With the above example

$$ \tfrac{\rm d}{{\rm d}t} \boldsymbol{g}_0 = \begin{bmatrix} 0 & -\omega_z & \omega_y \\ \omega_z & 0 & -\omega_x \\ -\omega_y & \omega_x & 0 \end{bmatrix} \begin{bmatrix} \cos\ \theta & 0 & \sin \theta \\ 0 & 1 & 0 \\ -\sin \theta & 0 & \cos \theta \end{bmatrix} \pmatrix{g_x \\ g_y \\ g_z} $$

which is a direct result of the rule of differentiation on a rotating reference frame

$$ \boxed{ \tfrac{\rm d}{{\rm d}t} \boldsymbol{g}_0 = \tfrac{\partial }{\partial t} \boldsymbol{g}_0 + \boldsymbol{\omega} \times \boldsymbol{g}_0 } \tag{3} $$

_{In most cases $\boldsymbol{g}_0$ is fixed with time, so $\tfrac{\partial }{\partial t}\boldsymbol{g}_0 = \boldsymbol{0}$, as it only varies due to the rotation of the frame.}

The next step is to find the angular velocity from a sequence of rotations.

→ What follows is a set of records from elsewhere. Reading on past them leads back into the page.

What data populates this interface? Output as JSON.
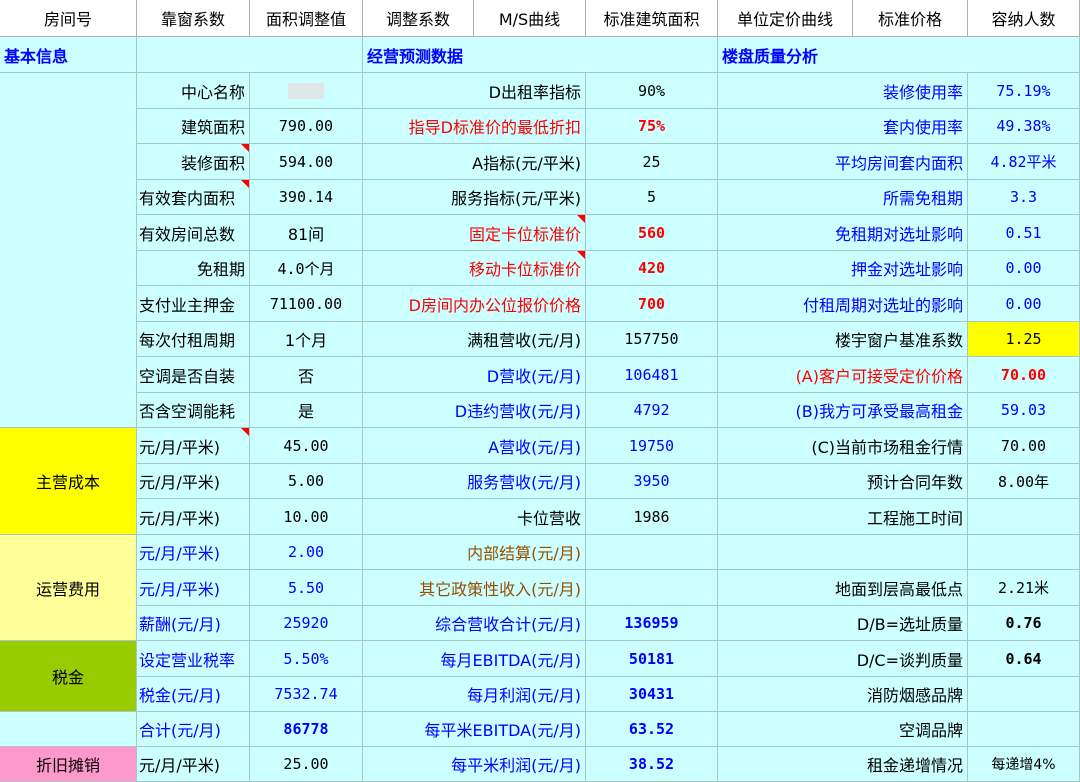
{
  "headers": [
    "房间号",
    "靠窗系数",
    "面积调整值",
    "调整系数",
    "M/S曲线",
    "标准建筑面积",
    "单位定价曲线",
    "标准价格",
    "容纳人数"
  ],
  "sections": {
    "basic": "基本信息",
    "forecast": "经营预测数据",
    "quality": "楼盘质量分析"
  },
  "categories": {
    "main_cost": "主营成本",
    "op_cost": "运营费用",
    "tax": "税金",
    "depreciation": "折旧摊销"
  },
  "colors": {
    "bg": "#ccffff",
    "yellow": "#ffff00",
    "light_yellow": "#ffff99",
    "green": "#99cc00",
    "pink": "#ff99cc",
    "red": "#ff0000",
    "blue": "#0000ff"
  },
  "rows": [
    {
      "a": "中心名称",
      "b": "",
      "c": "D出租率指标",
      "d": "90%",
      "e": "装修使用率",
      "f": "75.19%"
    },
    {
      "a": "建筑面积",
      "b": "790.00",
      "c": "指导D标准价的最低折扣",
      "d": "75%",
      "e": "套内使用率",
      "f": "49.38%"
    },
    {
      "a": "装修面积",
      "b": "594.00",
      "c": "A指标(元/平米)",
      "d": "25",
      "e": "平均房间套内面积",
      "f": "4.82平米"
    },
    {
      "a": "有效套内面积",
      "b": "390.14",
      "c": "服务指标(元/平米)",
      "d": "5",
      "e": "所需免租期",
      "f": "3.3"
    },
    {
      "a": "有效房间总数",
      "b": "81间",
      "c": "固定卡位标准价",
      "d": "560",
      "e": "免租期对选址影响",
      "f": "0.51"
    },
    {
      "a": "免租期",
      "b": "4.0个月",
      "c": "移动卡位标准价",
      "d": "420",
      "e": "押金对选址影响",
      "f": "0.00"
    },
    {
      "a": "支付业主押金",
      "b": "71100.00",
      "c": "D房间内办公位报价价格",
      "d": "700",
      "e": "付租周期对选址的影响",
      "f": "0.00"
    },
    {
      "a": "每次付租周期",
      "b": "1个月",
      "c": "满租营收(元/月)",
      "d": "157750",
      "e": "楼宇窗户基准系数",
      "f": "1.25"
    },
    {
      "a": "空调是否自装",
      "b": "否",
      "c": "D营收(元/月)",
      "d": "106481",
      "e": "(A)客户可接受定价价格",
      "f": "70.00"
    },
    {
      "a": "否含空调能耗",
      "b": "是",
      "c": "D违约营收(元/月)",
      "d": "4792",
      "e": "(B)我方可承受最高租金",
      "f": "59.03"
    },
    {
      "a": "元/月/平米)",
      "b": "45.00",
      "c": "A营收(元/月)",
      "d": "19750",
      "e": "(C)当前市场租金行情",
      "f": "70.00"
    },
    {
      "a": "元/月/平米)",
      "b": "5.00",
      "c": "服务营收(元/月)",
      "d": "3950",
      "e": "预计合同年数",
      "f": "8.00年"
    },
    {
      "a": "元/月/平米)",
      "b": "10.00",
      "c": "卡位营收",
      "d": "1986",
      "e": "工程施工时间",
      "f": ""
    },
    {
      "a": "元/月/平米)",
      "b": "2.00",
      "c": "内部结算(元/月)",
      "d": "",
      "e": "",
      "f": ""
    },
    {
      "a": "元/月/平米)",
      "b": "5.50",
      "c": "其它政策性收入(元/月)",
      "d": "",
      "e": "地面到层高最低点",
      "f": "2.21米"
    },
    {
      "a": "薪酬(元/月)",
      "b": "25920",
      "c": "综合营收合计(元/月)",
      "d": "136959",
      "e": "D/B=选址质量",
      "f": "0.76"
    },
    {
      "a": "设定营业税率",
      "b": "5.50%",
      "c": "每月EBITDA(元/月)",
      "d": "50181",
      "e": "D/C=谈判质量",
      "f": "0.64"
    },
    {
      "a": "税金(元/月)",
      "b": "7532.74",
      "c": "每月利润(元/月)",
      "d": "30431",
      "e": "消防烟感品牌",
      "f": ""
    },
    {
      "a": "合计(元/月)",
      "b": "86778",
      "c": "每平米EBITDA(元/月)",
      "d": "63.52",
      "e": "空调品牌",
      "f": ""
    },
    {
      "a": "元/月/平米)",
      "b": "25.00",
      "c": "每平米利润(元/月)",
      "d": "38.52",
      "e": "租金递增情况",
      "f": "每递增4%"
    }
  ]
}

If $\mathbf{R}_1 = \mathrm{rot}(\hat{j}, \theta)$ and $\mathbf{R}_2 = \mathrm{rot}(\hat{k}, \psi)$ for example, the derivative of

$$ \boldsymbol{g}_0 = \mathbf{R}_1 \mathbf{R}_2 \boldsymbol{g} $$

leads to

$$ \begin{aligned} \boldsymbol{\omega} \times \boldsymbol{g}_0 & = \left( \tfrac{\partial}{\partial t} \mathbf{R}_1 \right) \mathbf{R}_2 \boldsymbol{g} + \mathbf{R}_1 \left( \tfrac{\partial}{\partial t} \mathbf{R}_2 \right) \boldsymbol{g} \\ & = \left( \hat{j} \dot{\theta} \times \mathbf{R}_1 \right) \mathbf{R}_2 \boldsymbol{g} + \mathbf{R}_1 \left( \hat{k} \dot{\psi} \times \mathbf{R}_2 \right) \boldsymbol{g} \\ & = \left( \hat{j}\dot \theta + \mathbf{R}_1 \hat{k} \dot \psi \right) \times \mathbf{R}_1 \mathbf{R}_2 \boldsymbol{g} \end{aligned} $$

_{Here $\hat{i} = \pmatrix{1&0&0}$, $\hat{j} = \pmatrix{0&1&0}$ and $\hat{k} = \pmatrix{0&0&1}$.}

or $$\boldsymbol{\omega} = \hat{j}\dot \theta + \mathbf{R}_1 \hat{k} \dot \psi \tag{4}$$

So (4) gives us the kinematics of a 2DOF joint based on a rotation about y of $\theta$ followed by a rotation about z of $\psi$.